Les mouvements féministes, à l'image de celui lancé par Emily Ratajkowski, et les refus exprimés de plus en plus ouvertement sur les réseaux sociaux de répondre aux injonctions d’un corps lisse ont-ils laissé des traces ? Toujours est-il que cette tendance ne touche pas que le sexe mais aussi d’autres zones du corps, comme les aisselles ou les jambes : les Françaises sont ainsi moins nombreuses à s’épiler ces zones « au moins une fois par semaine » (respectivement 8 et 5 points de moins qu’en 2013).

Le confinement du printemps 2020 a aussi eu une certaine influence, puisque 18 % des Françaises déclarent s’épiler moins souvent qu’avant le premier confinement sur au moins une de ces trois zones : jambes ou demi-jambes, maillot, aisselles.

Plus de la moitié des hommes taillent leurs poils pubiens

Par contraste, et comme si la société était de plus en plus clivée sur ce point, le nombre de femmes pratiquant l’épilation intégrale (en épilant donc aussi les grandes lèvres du sexe féminin) a lui aussi considérablement augmenté, passant de 14 à 24 %.

Sans surprise, le nombre d’hommes ne s’épilant pas du tout les parties génitales est bien moins inférieur à celui des femmes (ils sont 45 % à ne rien toucher), mais il n’est pas non plus égal à zéro : environ 55 % d’entre eux taillent ou coupent d’une manière ou d’une autre dans leurs poils. Ils sont 14 % à s’épiler intégralement, 19 % à tailler leurs poils « très court » et 22 % à le faire « légèrement ».

Les attentes féminines semblent comblées

Cela vous étonnera ou pas, mais ces pratiques masculines correspondent presque exactement aux attentes féminines déclarées. En effet, 45 % des femmes affirment préférer les hommes avec tous leurs poils, 14 % aiment que les poils pubiens des hommes soient intégralement épilés, 20 % les préfèrent taillés court, et 25 % légèrement taillés. Il faut croire que les conjoints sont sur ce point plutôt à l’écoute des désirs de leur dulcinée.

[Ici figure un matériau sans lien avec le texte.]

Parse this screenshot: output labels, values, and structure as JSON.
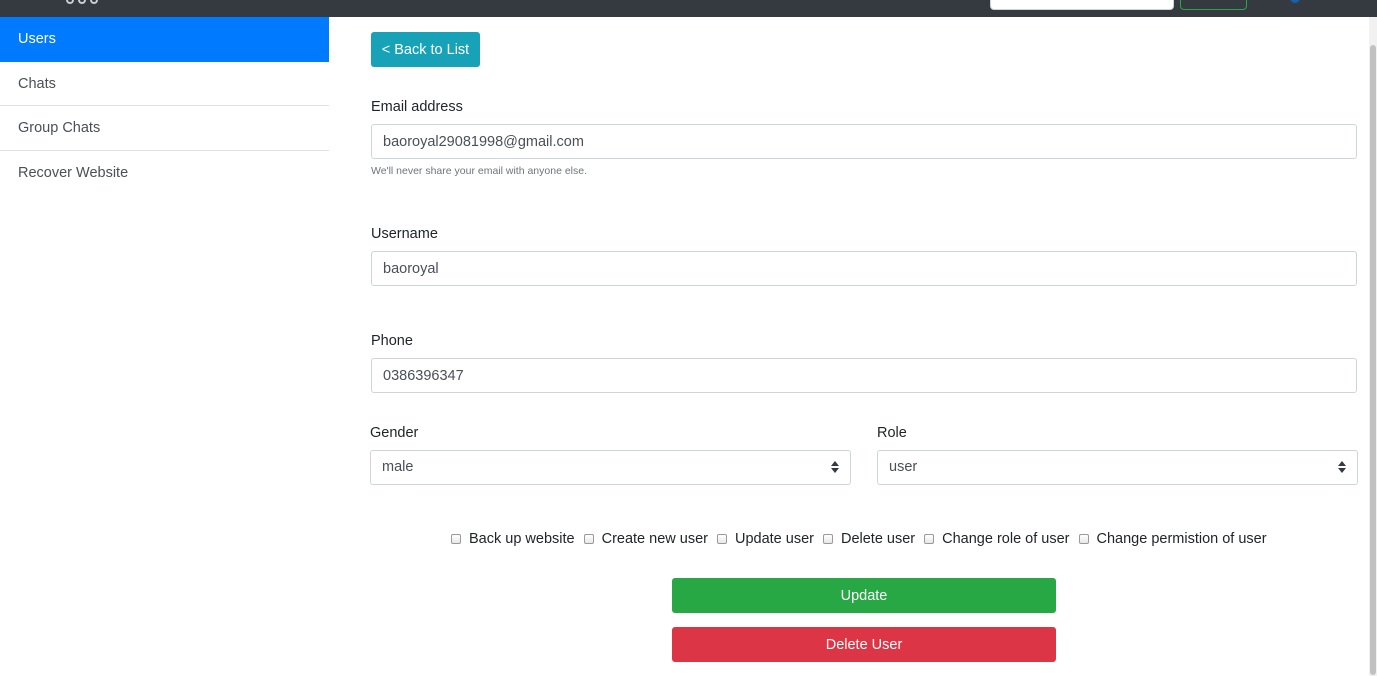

Enfin, et on peut s’en réjouir, la très grande majorité des hommes se fichent pas mal qu’une femme ait des poils sous les bras ou sur le sexe au moment de faire l’amour : 66 % affirment que les premiers ne sont pas un frein à leur désir sexuel, et 70 % pour les seconds. Les poils pubiens « taillés et entretenus » ne freinent même quasiment personne (92 %), en revanche les poils sur les jambes ont encore des chances de dégoûter pas mal d’hommes (61 % sont disposés à avoir un rapport sexuel avec une femme ayant l’habitude d’avoir des poils sur les jambes). Comme quoi il reste encore un peu de marge pour les combats féministes.